Ik ben naar Chitwan geweest. Een nationaal park in Nepal. Daar is een jungle met allerlei leuke dieren zoals tijger, neushoorns, beren etc. Onderweg ontmoet ik Bas een student aan de NHTV (=Hoge School voor Toerisme en Verkeer) te Breda. Hij doet onderzoek naar georganiseerde toeristen, alleen die komt hij niet tegen. Ik wil als een Indiana Jones door de jungle gaan. Ik wil graag een tijger schieten voor aan de wand thuis. Alleen ik heb helemaal geen verstand van de jungle, en ik wil nog steeds naar Nederland terug komen. Dus het lijkt me geen goed idee om zomaar te gaan. Ik heb iemand nodig die verstand heeft voor twee. En die vinden we in de vorm van een gids van de United Jungle Guide Service. Hij doet dit werk al 15 jaar & is gecertificeerd door de overheid. Hij heeft een eed afgelegd dat hij z’n toeristen met gevaar voor eigen leven zou verdedigen tegen de wilde dieren. En heeft al verschillende confrontaties met de dieren overleefd. Het belangrijkste is dat ie ook een EHBO cursus heeft gevolgd om mijn eventuele blaren te verzorgen. De volgende dag vertrekken we voor een wandeltocht van 3 dagen.

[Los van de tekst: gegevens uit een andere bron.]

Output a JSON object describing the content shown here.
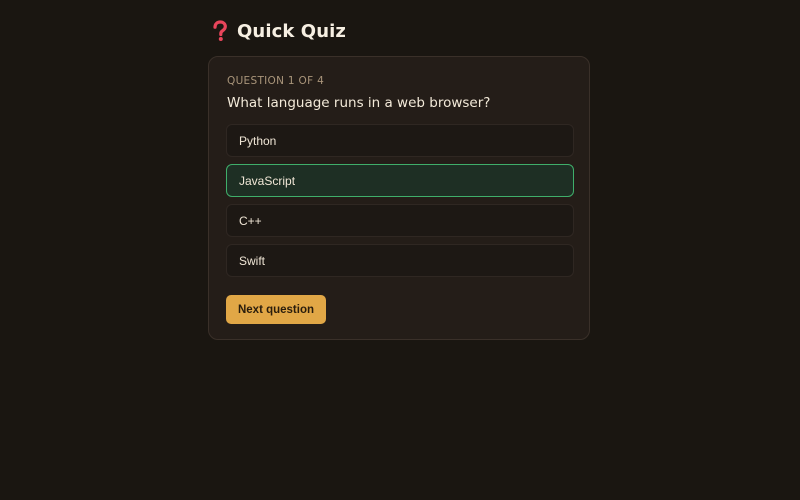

We hebben nog tijd en gaan naar een olifanten camp. Daar worden de olifanten getraind voor werk in het bos of voor het rondrijden van toeristen. De olifanten staan aan een ketting vast en de toeristen kunnen gewoon rond lopen. We houden eerbiedig afstand van de grote beesten. Alleen dan komt er een op ons afgerend! Help, wat te doen? We kijken angstig rond niemand in de buurt die ons kan helpen. We hopen maar het beste van. Maar hij wil gewoon spelen met ons. Je moet je handen tegen zijn voorhoofd zetten en dan duwen. Meestal wint hij, want ondanks dat ie nog maar 4 maanden is weegt hij al ongeveer 200 kilo. Echt grappig zo’n klein olifantje.
Leuk zo’n speelkameraadje
We gaan op pad, we is Bas, Raj de eerste gids en Bisnhu de tweede gids. De beide gidsen zijn gewapend met…… een stok??? Oké?!? Waarom? Meer heb je niet nodig. We vertrekken in de mist met een uitgeholde boomstam over de rivier. De rand van de boot komt maar een paar centimeter boven het water uit. En de boot is niet helemaal stabiel. Of zitten wij niet stil? Het idee dat hier krokodillen rondzwemmen, spreekt me niet erg aan. De mist maakt het geheel erg mystiek. Na een half uur gaan we aan land in de jungle en begint de echte tocht. De 2 gidsen blijken echt vogel liefhebbers te zijn. Bij elke vogel gaan ze uit hun dak, een Great Hornbill, een minivet een Kingfisher, etc. Het is leuk om ze bezig te zien. Het is ongelofelijk hoe de boys hun werk doen. Ze zien een vogel in de top van de boom en een pootafdruk op de grond en een paar oren tussen de struiken (het kost mij 5 minuten om die ook te zien).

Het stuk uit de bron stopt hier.